– Ерунда какая-то… – растерянно проговорил Кирилл и неловко поднялся на ноги. И тут обнаружил, что одежда его в большом беспорядке. – Да что тут за… творится?! – выругался он, внезапно охваченный бешенством от невероятности единственно подходящего объяснения, от того, что ничего не мог понять или хоть вспомнить: что же было-то?

– Оденься! – он болезненно поморщился, настолько нагота Аллочки была неуместной, ненужной.

– Во что?! – зло выкрикнула она и швырнула в Кирилла какую-то бесформенную, рваную тряпку. – Это кофта, между прочим! Была!

Какая-то манерность почудилась Кириллу то ли в голосе её, то ли в глазах, и он с холодным бешенством проговорил, глядя на неё:

– Оденься!

Глаза Аллочки медленно наполнились слезами, и слёзы перелились через край, потекли по щекам.

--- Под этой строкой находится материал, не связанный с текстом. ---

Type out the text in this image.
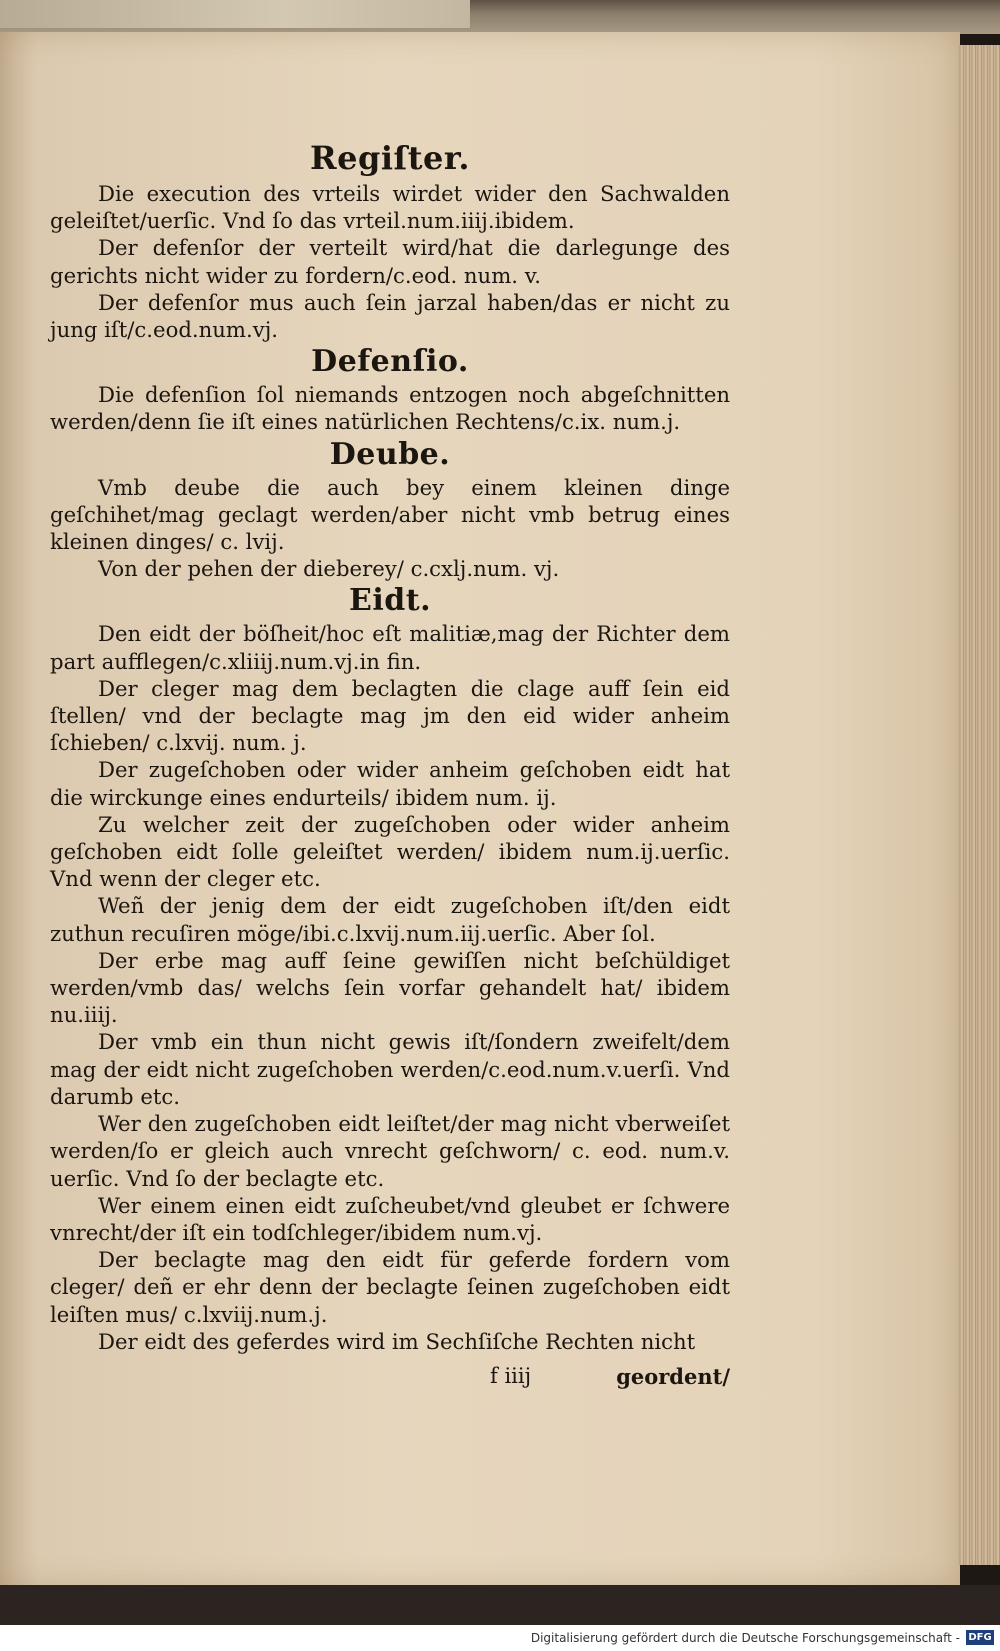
Regiſter.

Die execution des vrteils wirdet wider den Sachwalden geleiſtet/uerſic. Vnd ſo das vrteil.num.iiij.ibidem.

Der defenſor der verteilt wird/hat die darlegunge des gerichts nicht wider zu fordern/c.eod. num. v.

Der defenſor mus auch ſein jarzal haben/das er nicht zu jung iſt/c.eod.num.vj.

Defenſio.

Die defenſion ſol niemands entzogen noch abgeſchnitten werden/denn ſie iſt eines natürlichen Rechtens/c.ix. num.j.

Deube.

Vmb deube die auch bey einem kleinen dinge geſchihet/mag geclagt werden/aber nicht vmb betrug eines kleinen dinges/ c. lvij.

Von der pehen der dieberey/ c.cxlj.num. vj.

Eidt.

Den eidt der böſheit/hoc eſt malitiæ,mag der Richter dem part aufflegen/c.xliiij.num.vj.in fin.

Der cleger mag dem beclagten die clage auff ſein eid ſtellen/ vnd der beclagte mag jm den eid wider anheim ſchieben/ c.lxvij. num. j.

Der zugeſchoben oder wider anheim geſchoben eidt hat die wirckunge eines endurteils/ ibidem num. ij.

Zu welcher zeit der zugeſchoben oder wider anheim geſchoben eidt ſolle geleiſtet werden/ ibidem num.ij.uerſic. Vnd wenn der cleger etc.

Weñ der jenig dem der eidt zugeſchoben iſt/den eidt zuthun recuſiren möge/ibi.c.lxvij.num.iij.uerſic. Aber ſol.

Der erbe mag auff ſeine gewiſſen nicht beſchüldiget werden/vmb das/ welchs ſein vorfar gehandelt hat/ ibidem nu.iiij.

Der vmb ein thun nicht gewis iſt/ſondern zweifelt/dem mag der eidt nicht zugeſchoben werden/c.eod.num.v.uerſi. Vnd darumb etc.

Wer den zugeſchoben eidt leiſtet/der mag nicht vberweiſet werden/ſo er gleich auch vnrecht geſchworn/ c. eod. num.v. uerſic. Vnd ſo der beclagte etc.

Wer einem einen eidt zuſcheubet/vnd gleubet er ſchwere vnrecht/der iſt ein todſchleger/ibidem num.vj.

Der beclagte mag den eidt für geferde fordern vom cleger/ deñ er ehr denn der beclagte ſeinen zugeſchoben eidt leiſten mus/ c.lxviij.num.j.

Der eidt des geferdes wird im Sechſiſche Rechten nicht

f iiij	geordent/
Digitalisierung gefördert durch die Deutsche Forschungsgemeinschaft - DFG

– Эх, ты… Я думала, кому-кому, но тебе-то… А ты… ты хуже всех…

Кирилл сжал голову ладонями, пытаясь собрать аморфные мысли, – он ничего абсолютно не помнил. Неужели… действительно?..

– Я ничего не помню, – глухо проговорил он. – Я ничего не помню! – повторил он уже со злостью.

– Не хочешь потому что. Зверем себя помнить не хочешь, – опять всхлипнула Алла. – Я думала, ты убьёшь! Кир… отпусти меня, – движения её вдруг сделались лихорадочно торопливыми, – я уйти хочу!.. Отпусти!

Она соскочила с дивана, начала торопливо одеваться – порванные колготки, разорванная юбка… Господи, неужели он это сделал?!

– Подожди… – он тяжело поднялся.

Аллочка отпрянула в угол, прижала к груди тряпьё:

– Да не подхожу я.

Он сел на диван, сжал голову руками: «А что – подожди? Что можно спросить такого, чтоб всё это исчезло: всхлипывающая Аллочка, её разодранная одежда?»

За дверью грохотала музыка – свадьба гуляла. Алла, прихрамывая, подошла к двери и остановилась, прислушалась. Потом оглянулась на Кирилла:

– Мне что, вот так и идти? У всех на виду?

Позже Кир не мог вспомнить, встретился ли ему кто, когда он шёл в гардероб, разговаривал ли кто-то с ним. Вязкая, тошнотворная муть обступала его, до предела сужая пространство, и чтобы прорвать её, нужно было напряжение мысли и воли, а Кир сейчас и в этом узеньком пространстве разобраться не мог, и даже в себе самом ничего не понимал. Он с трудом отыскал Аллочкино пальто.

В кабинете он открыл шпингалеты на окне и толкнул створки. Рама затрещала, посыпалась сухая замазка закупоренного на зиму окна, и оно распахнулось.

Кирилл стоял по колено в снегу и озирался, вяло удивляясь тому, что не может сообразить, с какой же стороны Дома Культуры он оказался. В голове вместо мыслей была та же тусклая муть, и мысли вязли в ней. Снег тут давно не чистили. Вон рядом дверь какая-то и дорожка к ней… А, запасной выход. Он бывает открыт даже чаще парадного, через него удобно ходить: магазины ближе, почта, ну и вообще, весь центр.

Кир снял с подоконника Аллу, вдруг полыхнуло воспоминание, что вот так же он держал уже эту девчонку, но тогда вокруг был не снег, а вода… Алла коротко взвизгнула, и Кирилл не сразу понял – почему. Её ноги в тонком капрончике утопали в снегу. Кир выдернул её из снега и опустил на утоптанную дорожку.

Обнесло дурнотой, но скоро прошло – на дворе крепчал ночной мартовский морозец, студил голову, и от холода стало полегче. И всё равно – то, что он должен был осознать, было настолько дико, нелепо, что он не мог даже думать об этом.

Мысль о Даше была сейчас невозможной, и Кирилл не подпускал её к себе близко, она чуть-чуть отступала, но оставалась неподалёку, рядом, и при малейшем прикосновении к ней дёргала обнажённым нервом.

Кир вышел на дорогу и побрёл домой. Прошло несколько минут, прежде чем он вспомнил: Алка-то куда делась? Оглянулся, но улица была пуста, поодаль ярко сияли окна клуба, из распахнутых форточек вырывались шумные голоса и слишком громкая музыка.